Marketers Can Leverage Knowledge of Online Behavior

In a discussion on WNYC regarding the economic impact of restaurant reviews, Reuters finance blogger Felix Salmon claimed there is research to support the counterintuitive notion that the most important aspects of online customer reviews on Yelp.com and other community opinion websites have less to do with whether the reviewer pans or praises the restaurant, and more to do with how well the review is written – in terms of its sentence structure, grammar and spelling. In other words, people are more likely to try a new restaurant that has well-written customer commentaries, regardless of the reviewers’ opinions.

Let’s assume this consumer behavior – driven by form rather than substance – is based on the likelihood that review readers conclude that if the restaurant’s online reviews are well written, that the restaurant’s clientele are educated, well-heeled, with discriminating taste and likely to eat at only the best restaurants. So regardless of any online reviewer’s advice, positive or negative, the restaurant is likely to be a “safe bet” in terms of food, service and ambiance.

More importantly, let’s assume this “Snob Effect” on online customer reviews has implications in other businesses, where socio-economics and personal status are factors in the selection of a product or service, and where online customer reviews for those businesses are readily available. For example, those product categories might include automobiles and computers & electronics; service categories might include hotels, resorts and health & beauty spas.
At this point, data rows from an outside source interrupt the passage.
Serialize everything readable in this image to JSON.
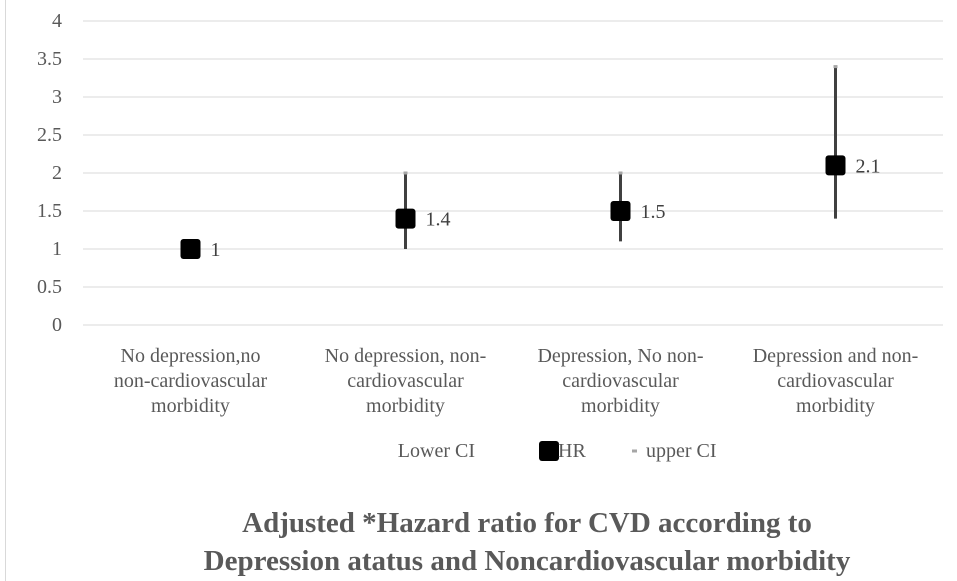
{
  "chart_data": {
    "type": "scatter",
    "title": "Adjusted *Hazard ratio for CVD according to Depression atatus  and  Noncardiovascular morbidity",
    "title_lines": [
      "Adjusted *Hazard ratio for CVD according to",
      "Depression atatus  and  Noncardiovascular morbidity"
    ],
    "categories": [
      "No depression,no non-cardiovascular morbidity",
      "No depression, non-cardiovascular morbidity",
      "Depression, No non-cardiovascular morbidity",
      "Depression and non-cardiovascular morbidity"
    ],
    "category_lines": [
      [
        "No depression,no",
        "non-cardiovascular",
        "morbidity"
      ],
      [
        "No depression, non-",
        "cardiovascular",
        "morbidity"
      ],
      [
        "Depression, No non-",
        "cardiovascular",
        "morbidity"
      ],
      [
        "Depression and non-",
        "cardiovascular",
        "morbidity"
      ]
    ],
    "series": [
      {
        "name": "Lower CI",
        "values": [
          1,
          1.0,
          1.1,
          1.4
        ]
      },
      {
        "name": "HR",
        "values": [
          1,
          1.4,
          1.5,
          2.1
        ]
      },
      {
        "name": "upper CI",
        "values": [
          1,
          2.0,
          2.0,
          3.4
        ]
      }
    ],
    "data_labels": [
      "1",
      "1.4",
      "1.5",
      "2.1"
    ],
    "ylim": [
      0,
      4
    ],
    "yticks": [
      "0",
      "0.5",
      "1",
      "1.5",
      "2",
      "2.5",
      "3",
      "3.5",
      "4"
    ],
    "grid": true,
    "legend_position": "bottom",
    "colors": {
      "hr_marker": "#000000",
      "ci_line": "#404040",
      "upper_marker": "#a6a6a6",
      "grid": "#d9d9d9",
      "text": "#595959"
    }
  }
}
So here’s the ethical question posed to marketers:

Knowing that editorial quality of online reviews has a beneficial impact on sales, and if online consumer reviews are housed on your website, is it unethical to “clean up” those reviews by correcting spelling, grammar, punctuation and syntax errors…if online reviewers are notified in advance that their comments are subject to this treatment?

Before you rush to condemn the proposal, consider this: traditional media sources (newspapers, magazines, TV and radio) have applied this editorial practice for decades. Whether it’s a Letter-to-the-Editor, an OpEd opinion piece or a bylined article, outsiders wishing to express an opinion are notified that “Submissions may be edited for length, style and editorial quality.”  And most old media sources take full advantage of that disclaimer.

So why should online opinion – expressed in customer reviews – not be subject to the same type of editorial scrutiny? And why should marketers be prevented from taking full advantage of the Snob Effect on consumer behavior?